Updated filters for Recoll

The following describe new and updated filters, which will be part of the next release, but can be installed on the current release if you need them.

For updated filters, you just need to copy the script to the filters directory which may be typically either /usr/share/recoll/filters, or /usr/local/share/recoll/filters.

For new filters, you'll need to copy the script file as above, possibly install the supporting application, and usually edit the mimemap, mimeview and mimeconf files, either in the shared directory ( /usr[/local]/share/recoll/examples), or in your personal configuration directory ($HOME/.recoll or $RECOLL_CONFDIR).

Alternatively, you can replace your 1.[8,9,10] system files with these updated and complete versions: mimemap mimeconf mimeview

Notes:

All filters are up to date in Recoll 1.10.5

Recoll 1.10.0: only rclsvg for Scalable Vector Graphic files is missing.

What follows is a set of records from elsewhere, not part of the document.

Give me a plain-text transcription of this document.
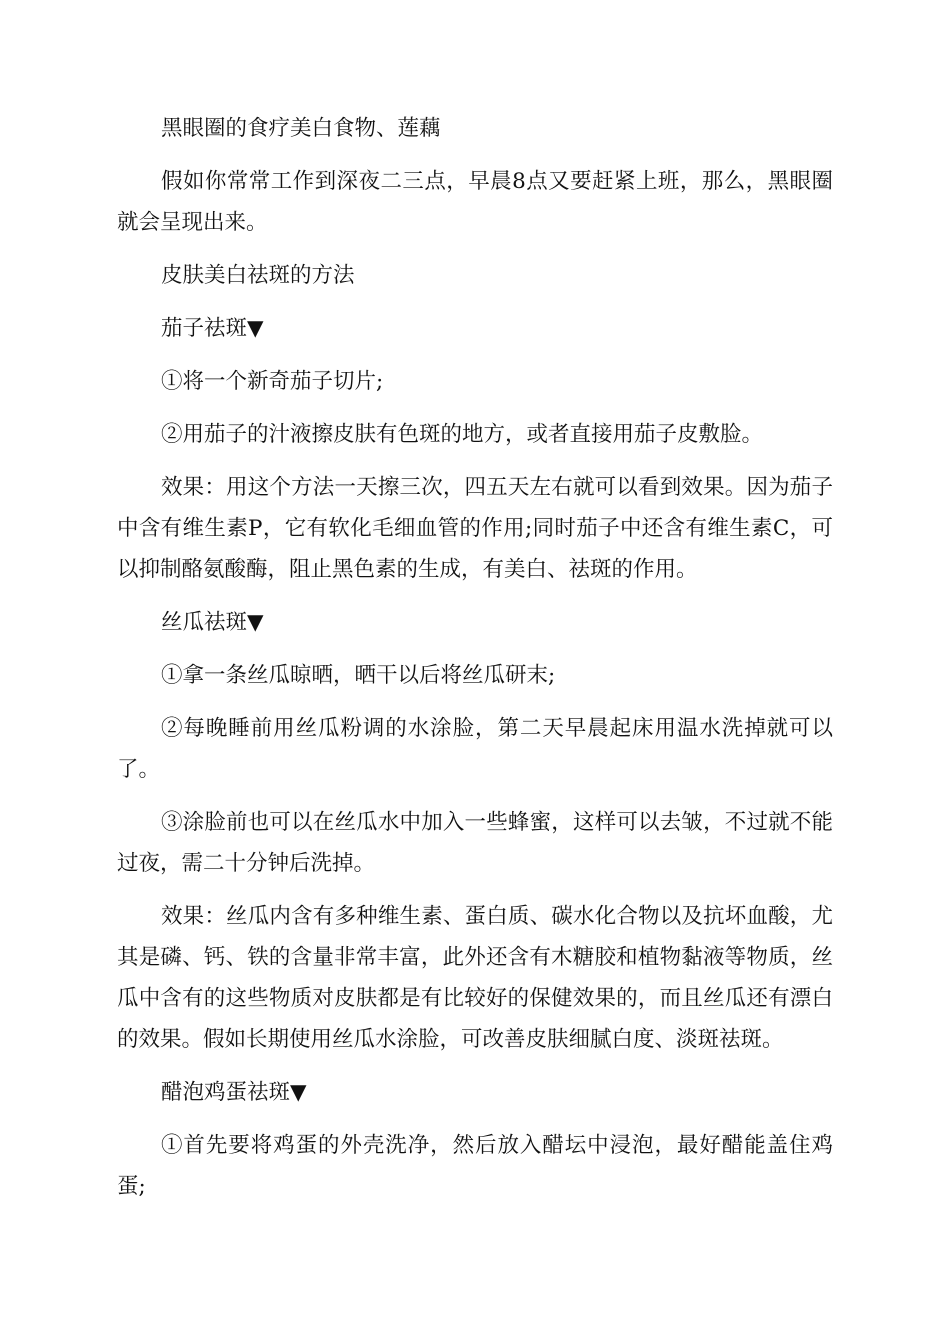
黑眼圈的食疗美白食物、莲藕

假如你常常工作到深夜二三点，早晨8点又要赶紧上班，那么，黑眼圈就会呈现出来。

皮肤美白祛斑的方法

茄子祛斑▼

①将一个新奇茄子切片;

②用茄子的汁液擦皮肤有色斑的地方，或者直接用茄子皮敷脸。

效果：用这个方法一天擦三次，四五天左右就可以看到效果。因为茄子中含有维生素P，它有软化毛细血管的作用;同时茄子中还含有维生素C，可以抑制酪氨酸酶，阻止黑色素的生成，有美白、祛斑的作用。

丝瓜祛斑▼

①拿一条丝瓜晾晒，晒干以后将丝瓜研末;

②每晚睡前用丝瓜粉调的水涂脸，第二天早晨起床用温水洗掉就可以了。

③涂脸前也可以在丝瓜水中加入一些蜂蜜，这样可以去皱，不过就不能过夜，需二十分钟后洗掉。

效果：丝瓜内含有多种维生素、蛋白质、碳水化合物以及抗坏血酸，尤其是磷、钙、铁的含量非常丰富，此外还含有木糖胶和植物黏液等物质，丝瓜中含有的这些物质对皮肤都是有比较好的保健效果的，而且丝瓜还有漂白的效果。假如长期使用丝瓜水涂脸，可改善皮肤细腻白度、淡斑祛斑。

醋泡鸡蛋祛斑▼

①首先要将鸡蛋的外壳洗净，然后放入醋坛中浸泡，最好醋能盖住鸡蛋;
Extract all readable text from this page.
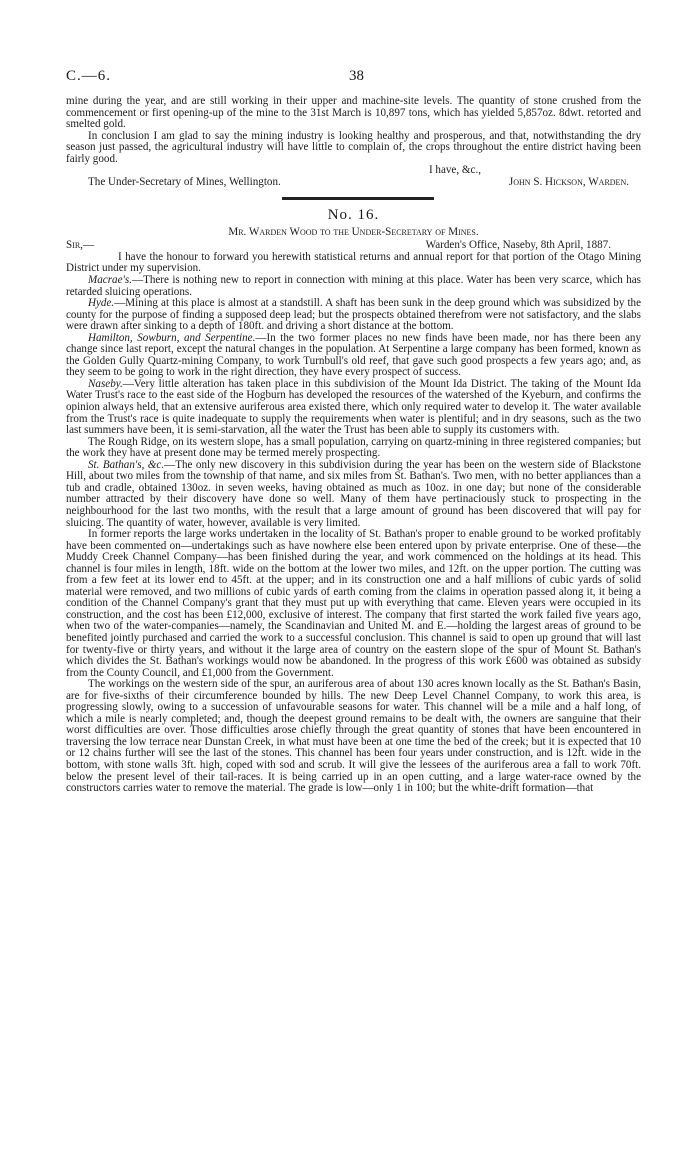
C.—6.	38

mine during the year, and are still working in their upper and machine-site levels. The quantity of stone crushed from the commencement or first opening-up of the mine to the 31st March is 10,897 tons, which has yielded 5,857oz. 8dwt. retorted and smelted gold.

In conclusion I am glad to say the mining industry is looking healthy and prosperous, and that, notwithstanding the dry season just passed, the agricultural industry will have little to complain of, the crops throughout the entire district having been fairly good.

I have, &c.,
The Under-Secretary of Mines, Wellington.	John S. Hickson, Warden.
No. 16.
Mr. Warden Wood to the Under-Secretary of Mines.
Sir,—	Warden's Office, Naseby, 8th April, 1887.

I have the honour to forward you herewith statistical returns and annual report for that portion of the Otago Mining District under my supervision.

Macrae's.—There is nothing new to report in connection with mining at this place. Water has been very scarce, which has retarded sluicing operations.

Hyde.—Mining at this place is almost at a standstill. A shaft has been sunk in the deep ground which was subsidized by the county for the purpose of finding a supposed deep lead; but the prospects obtained therefrom were not satisfactory, and the slabs were drawn after sinking to a depth of 180ft. and driving a short distance at the bottom.

Hamilton, Sowburn, and Serpentine.—In the two former places no new finds have been made, nor has there been any change since last report, except the natural changes in the population. At Serpentine a large company has been formed, known as the Golden Gully Quartz-mining Company, to work Turnbull's old reef, that gave such good prospects a few years ago; and, as they seem to be going to work in the right direction, they have every prospect of success.

Naseby.—Very little alteration has taken place in this subdivision of the Mount Ida District. The taking of the Mount Ida Water Trust's race to the east side of the Hogburn has developed the resources of the watershed of the Kyeburn, and confirms the opinion always held, that an extensive auriferous area existed there, which only required water to develop it. The water available from the Trust's race is quite inadequate to supply the requirements when water is plentiful; and in dry seasons, such as the two last summers have been, it is semi-starvation, all the water the Trust has been able to supply its customers with.

The Rough Ridge, on its western slope, has a small population, carrying on quartz-mining in three registered companies; but the work they have at present done may be termed merely prospecting.

St. Bathan's, &c.—The only new discovery in this subdivision during the year has been on the western side of Blackstone Hill, about two miles from the township of that name, and six miles from St. Bathan's. Two men, with no better appliances than a tub and cradle, obtained 130oz. in seven weeks, having obtained as much as 10oz. in one day; but none of the considerable number attracted by their discovery have done so well. Many of them have pertinaciously stuck to prospecting in the neighbourhood for the last two months, with the result that a large amount of ground has been discovered that will pay for sluicing. The quantity of water, however, available is very limited.

In former reports the large works undertaken in the locality of St. Bathan's proper to enable ground to be worked profitably have been commented on—undertakings such as have nowhere else been entered upon by private enterprise. One of these—the Muddy Creek Channel Company—has been finished during the year, and work commenced on the holdings at its head. This channel is four miles in length, 18ft. wide on the bottom at the lower two miles, and 12ft. on the upper portion. The cutting was from a few feet at its lower end to 45ft. at the upper; and in its construction one and a half millions of cubic yards of solid material were removed, and two millions of cubic yards of earth coming from the claims in operation passed along it, it being a condition of the Channel Company's grant that they must put up with everything that came. Eleven years were occupied in its construction, and the cost has been £12,000, exclusive of interest. The company that first started the work failed five years ago, when two of the water-companies—namely, the Scandinavian and United M. and E.—holding the largest areas of ground to be benefited jointly purchased and carried the work to a successful conclusion. This channel is said to open up ground that will last for twenty-five or thirty years, and without it the large area of country on the eastern slope of the spur of Mount St. Bathan's which divides the St. Bathan's workings would now be abandoned. In the progress of this work £600 was obtained as subsidy from the County Council, and £1,000 from the Government.

The workings on the western side of the spur, an auriferous area of about 130 acres known locally as the St. Bathan's Basin, are for five-sixths of their circumference bounded by hills. The new Deep Level Channel Company, to work this area, is progressing slowly, owing to a succession of unfavourable seasons for water. This channel will be a mile and a half long, of which a mile is nearly completed; and, though the deepest ground remains to be dealt with, the owners are sanguine that their worst difficulties are over. Those difficulties arose chiefly through the great quantity of stones that have been encountered in traversing the low terrace near Dunstan Creek, in what must have been at one time the bed of the creek; but it is expected that 10 or 12 chains further will see the last of the stones. This channel has been four years under construction, and is 12ft. wide in the bottom, with stone walls 3ft. high, coped with sod and scrub. It will give the lessees of the auriferous area a fall to work 70ft. below the present level of their tail-races. It is being carried up in an open cutting, and a large water-race owned by the constructors carries water to remove the material. The grade is low—only 1 in 100; but the white-drift formation—that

Recoll 1.9: all filters are up to date in the release, except the rclimg image filter and rcltexTeX filter.

Recoll 1.8: The image, kword, abiword and wordperfect can be installed in addition.

Open XML Office formats

Filter: rclopxml.

This needs xsltproc to be installed (if you run a decently recent Linux, this is probably on your system already).

The filters are certainly not perfect, but extract a good part of the text, which is probably better than nothing.

There are quite a few added lines in the configuration files, just fetch the new ones: mimemap mimeconf mimeview

Scalable Vector Graphics filter

A new filter for SVG files: rclsvg. You'll have to add the following lines in the configuration files:

In mimemap:

.svg = image/svg+xml

In mimeconf, [index] section:

image/svg+xml = exec rclsvg

mimeconf, [icons] section:

image/svg+xml = drawing

mimeconf, [categories] section, also add image/svg+xml to the other list.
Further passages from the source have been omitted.